Not every one can hit 90, but a lot more could than do.
I suspect someone at your high school, or perhaps a private coach they shared, knew how to get guys to maximize their potential.
What you may see at times is someone works at raising their ceiling in a workout bullpen. Later, they pitch in game circumstances and they don't focus on throwing hard, just on executing the pitch. As throwing hard becomes more and more the norm for them, and as their musculature grows stronger to get more done, the game MPH goes up as well. Obviously I cannot know for sure but what TPM reports as to her son's experience fits this pattern.

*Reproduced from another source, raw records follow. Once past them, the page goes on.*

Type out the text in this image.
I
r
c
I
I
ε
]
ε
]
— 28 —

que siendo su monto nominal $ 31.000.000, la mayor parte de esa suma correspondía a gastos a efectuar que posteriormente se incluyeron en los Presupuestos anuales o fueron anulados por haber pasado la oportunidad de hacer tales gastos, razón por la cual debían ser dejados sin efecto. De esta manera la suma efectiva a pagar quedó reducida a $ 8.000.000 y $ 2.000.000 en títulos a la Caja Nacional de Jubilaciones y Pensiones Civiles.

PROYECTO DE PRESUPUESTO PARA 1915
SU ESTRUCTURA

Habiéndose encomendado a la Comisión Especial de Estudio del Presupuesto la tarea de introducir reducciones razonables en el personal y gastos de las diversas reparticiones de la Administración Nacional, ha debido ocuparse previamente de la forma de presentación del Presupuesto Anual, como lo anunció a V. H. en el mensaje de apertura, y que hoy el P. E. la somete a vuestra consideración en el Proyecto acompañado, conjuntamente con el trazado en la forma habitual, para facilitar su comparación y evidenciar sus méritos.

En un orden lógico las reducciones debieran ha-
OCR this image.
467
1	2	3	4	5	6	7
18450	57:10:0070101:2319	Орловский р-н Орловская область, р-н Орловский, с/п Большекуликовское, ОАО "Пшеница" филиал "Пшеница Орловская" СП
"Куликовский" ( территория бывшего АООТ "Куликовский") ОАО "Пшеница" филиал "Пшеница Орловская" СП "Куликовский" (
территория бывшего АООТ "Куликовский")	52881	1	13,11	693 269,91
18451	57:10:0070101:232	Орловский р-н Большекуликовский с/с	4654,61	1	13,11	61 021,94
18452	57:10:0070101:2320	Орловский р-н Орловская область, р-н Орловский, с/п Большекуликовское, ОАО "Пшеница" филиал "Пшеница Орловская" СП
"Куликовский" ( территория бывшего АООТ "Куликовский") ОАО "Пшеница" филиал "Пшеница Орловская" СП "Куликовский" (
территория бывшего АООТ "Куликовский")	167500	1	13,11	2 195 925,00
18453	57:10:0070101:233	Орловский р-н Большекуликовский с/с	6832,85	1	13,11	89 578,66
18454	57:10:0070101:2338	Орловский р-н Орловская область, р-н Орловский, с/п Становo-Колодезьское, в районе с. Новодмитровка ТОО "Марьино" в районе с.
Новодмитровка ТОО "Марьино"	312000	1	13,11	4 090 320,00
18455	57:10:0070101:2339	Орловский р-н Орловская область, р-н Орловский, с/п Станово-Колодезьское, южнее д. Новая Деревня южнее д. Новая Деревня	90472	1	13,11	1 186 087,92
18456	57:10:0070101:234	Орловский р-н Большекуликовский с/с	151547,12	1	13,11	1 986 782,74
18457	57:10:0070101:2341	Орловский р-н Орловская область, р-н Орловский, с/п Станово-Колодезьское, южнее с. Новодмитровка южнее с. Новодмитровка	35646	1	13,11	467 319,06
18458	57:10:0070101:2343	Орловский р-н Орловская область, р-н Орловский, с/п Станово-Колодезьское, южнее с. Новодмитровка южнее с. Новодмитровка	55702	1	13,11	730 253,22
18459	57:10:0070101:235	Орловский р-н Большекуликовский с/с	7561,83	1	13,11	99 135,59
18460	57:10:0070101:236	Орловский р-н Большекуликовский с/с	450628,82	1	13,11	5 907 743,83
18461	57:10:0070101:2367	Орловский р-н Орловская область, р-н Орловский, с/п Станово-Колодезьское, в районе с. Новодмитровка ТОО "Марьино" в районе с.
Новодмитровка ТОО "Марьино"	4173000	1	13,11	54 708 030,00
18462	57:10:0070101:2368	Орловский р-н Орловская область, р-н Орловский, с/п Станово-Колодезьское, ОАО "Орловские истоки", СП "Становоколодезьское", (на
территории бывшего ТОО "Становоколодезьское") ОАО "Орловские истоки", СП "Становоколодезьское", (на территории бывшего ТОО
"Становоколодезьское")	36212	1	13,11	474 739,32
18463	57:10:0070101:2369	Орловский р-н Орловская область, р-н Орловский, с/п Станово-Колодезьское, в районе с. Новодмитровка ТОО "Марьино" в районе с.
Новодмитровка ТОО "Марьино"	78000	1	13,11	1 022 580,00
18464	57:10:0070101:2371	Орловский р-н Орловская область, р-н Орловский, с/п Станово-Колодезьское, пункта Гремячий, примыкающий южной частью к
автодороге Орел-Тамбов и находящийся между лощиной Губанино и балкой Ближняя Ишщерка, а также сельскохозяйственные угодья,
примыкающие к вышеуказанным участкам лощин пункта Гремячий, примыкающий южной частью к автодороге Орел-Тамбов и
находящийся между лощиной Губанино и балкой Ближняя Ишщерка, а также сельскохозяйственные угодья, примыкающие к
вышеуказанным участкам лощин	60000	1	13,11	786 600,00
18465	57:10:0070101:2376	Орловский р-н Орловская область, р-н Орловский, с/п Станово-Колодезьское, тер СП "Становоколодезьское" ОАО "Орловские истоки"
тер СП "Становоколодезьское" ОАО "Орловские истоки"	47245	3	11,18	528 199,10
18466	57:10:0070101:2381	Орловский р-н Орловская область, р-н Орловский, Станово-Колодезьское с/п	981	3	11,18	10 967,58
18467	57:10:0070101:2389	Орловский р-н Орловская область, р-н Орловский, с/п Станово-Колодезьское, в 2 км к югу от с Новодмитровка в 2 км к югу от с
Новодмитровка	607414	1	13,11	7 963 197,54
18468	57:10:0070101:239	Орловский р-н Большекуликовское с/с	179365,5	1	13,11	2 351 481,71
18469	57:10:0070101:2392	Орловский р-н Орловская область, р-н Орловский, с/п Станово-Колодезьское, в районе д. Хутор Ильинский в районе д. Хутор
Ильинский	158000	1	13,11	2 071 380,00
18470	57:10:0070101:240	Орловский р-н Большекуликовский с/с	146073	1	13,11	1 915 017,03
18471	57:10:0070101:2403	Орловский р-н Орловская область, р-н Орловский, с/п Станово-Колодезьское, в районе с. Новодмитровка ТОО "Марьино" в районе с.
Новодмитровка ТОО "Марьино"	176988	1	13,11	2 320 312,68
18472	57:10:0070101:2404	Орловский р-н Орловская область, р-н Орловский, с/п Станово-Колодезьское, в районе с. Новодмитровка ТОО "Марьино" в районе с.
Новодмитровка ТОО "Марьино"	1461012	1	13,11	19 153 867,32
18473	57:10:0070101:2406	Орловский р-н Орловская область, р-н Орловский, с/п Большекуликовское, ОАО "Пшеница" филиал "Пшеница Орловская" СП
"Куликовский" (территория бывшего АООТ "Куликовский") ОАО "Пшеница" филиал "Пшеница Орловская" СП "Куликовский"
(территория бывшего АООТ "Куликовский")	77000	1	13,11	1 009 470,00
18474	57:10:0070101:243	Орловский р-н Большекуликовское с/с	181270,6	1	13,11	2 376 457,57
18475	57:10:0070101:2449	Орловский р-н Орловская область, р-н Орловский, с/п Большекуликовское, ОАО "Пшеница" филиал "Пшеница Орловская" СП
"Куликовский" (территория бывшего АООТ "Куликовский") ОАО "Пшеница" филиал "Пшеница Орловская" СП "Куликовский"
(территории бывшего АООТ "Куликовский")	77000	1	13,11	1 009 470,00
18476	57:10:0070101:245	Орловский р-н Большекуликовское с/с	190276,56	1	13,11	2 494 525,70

As for a guy like Jess Todd, it's also not uncommon for guys to lose some MPH as they move forward in pro ball. Sometimes this is an impact of pitching every fifth day instead of once a week. Sometimes you just wear down. Sometimes you stop throwing max effort all the time in order to focus on your other stuff or to try to improve movement and command.
Personally, having worked both with HS age kids and younger kids, I am constantly amazed at how many kids simply do not throw properly. A lot of guys start out doing something quirky and just resist every attempt to get them on track. Sometimes they end up pitching and they become that funky off speed guy, so they never even really try to maximize their velocity. If you give me 50 youth players drawn at random, and if every one of them would do exactly as I asked, I could raise their average MPH significantly in a 6-month period, no doubt in my mind. But in real life, 10 of them would refuse, 10 of them would have their parents send me nasty e-mails telling me off on one theory or the other, 10 of them would abandon the program, 10 of them would show some improvement and 10 of them would show a lot of improvement.
The most genetically gifted out of those last 10 make up the Jess Todds and Logan Chitwoods of the world.